Quer dizer, se nós também não estamos dispostos a correr riscos, também nós não permitimos que o Reino de Deus cresça em nós. Se para nós a fé é tudo seguro, é tudo assegurado. Se nós não damos um passo em que não esteja tudo controlado e calculado, também não sabemos o que é o Reino de Deus. Porque o Reino de Deus é criatividade em nós, é fantasia de Deus em nós, é liberdade de Deus agir, é liberdade de Deus refazer, recriar a nossa história.

Nesse sentido, um cristão também tem de correr riscos, tem de correr riscos. E a fé é um grande risco.
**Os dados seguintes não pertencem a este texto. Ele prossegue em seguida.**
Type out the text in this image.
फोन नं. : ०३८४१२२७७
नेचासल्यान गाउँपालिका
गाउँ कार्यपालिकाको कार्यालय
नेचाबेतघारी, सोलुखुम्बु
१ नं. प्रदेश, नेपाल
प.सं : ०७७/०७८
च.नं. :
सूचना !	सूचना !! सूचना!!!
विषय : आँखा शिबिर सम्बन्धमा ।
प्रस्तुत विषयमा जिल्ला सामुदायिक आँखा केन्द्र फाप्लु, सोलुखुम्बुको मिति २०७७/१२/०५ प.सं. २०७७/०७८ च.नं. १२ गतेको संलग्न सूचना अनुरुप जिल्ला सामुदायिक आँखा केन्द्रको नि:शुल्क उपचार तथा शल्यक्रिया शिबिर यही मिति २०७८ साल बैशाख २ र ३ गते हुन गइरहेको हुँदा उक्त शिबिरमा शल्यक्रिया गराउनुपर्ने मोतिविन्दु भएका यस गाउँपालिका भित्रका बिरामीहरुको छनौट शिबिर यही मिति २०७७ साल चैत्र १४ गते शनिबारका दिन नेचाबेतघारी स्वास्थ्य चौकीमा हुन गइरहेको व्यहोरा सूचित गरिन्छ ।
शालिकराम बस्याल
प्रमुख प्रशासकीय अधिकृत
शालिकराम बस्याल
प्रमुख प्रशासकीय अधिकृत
“Mas eu não entendo tudo, eu não sei tudo.” Está bem, em última análise, o Kierkegaard dizia isso, a fé é um salto. É um salto no escuro.

“Mas eu não vejo como é que há uma ponte.” Meu amigo, não há ponte nenhuma. Na fé tu tens de te atirar para o outro lado. Não há ponte, entre uma coisa e outra há um vazio, há uma incompreensibilidade, uma incognoscibilidade. Não dá para ser de outra forma. Quer dizer, a fé, na sua essência, é um risco, mas o viver da fé também é um risco. O risco de sair de mim próprio, o risco de sair da minha zona de conforto, o risco de me expor, o risco de comunicar, o risco de ir ao encontro dos outros, o risco de me colocar ao serviço e muitas vezes não ser bem compreendido ou não ser bem aceite. Mas a fé é esse risco, e se nós não corremos o risco também o Reino de Deus não cresce em nós.

Este é o discurso de Jesus, um discurso que nos desafia, um discurso que podemos dizer que é extravagante, e é. Mas a fé não é para nos deixar onde nós já estamos. A fé é uma viagem, a fé é um nomadismo.

Deus diz a Abraão: “Abraão, sai da tua terra e vai para o lugar que eu te indicar.” Isso é o que Deus diz a todos os crentes: “Sai da tua terra e vai para o lugar que eu te indicar.” Na vida de cada um de nós há esse lugar, que é certamente um lugar diferente, porque respeita aquilo que nós somos. Mas é um lugar que pede de nós confiança e risco, confiança e audácia, confiança e coragem de ser, confiança e abandono nas mãos de Deus, confiança e multiplicação do amor e das possibilidades do amor e da graça na nossa vida.

Vamos pedir ao Senhor por cada um de nós, para que esta palavra não seja em vão mas que, acolhida nos nossos corações, ela, como diz Jesus noutra parábola, dê frutos, dê cem por um.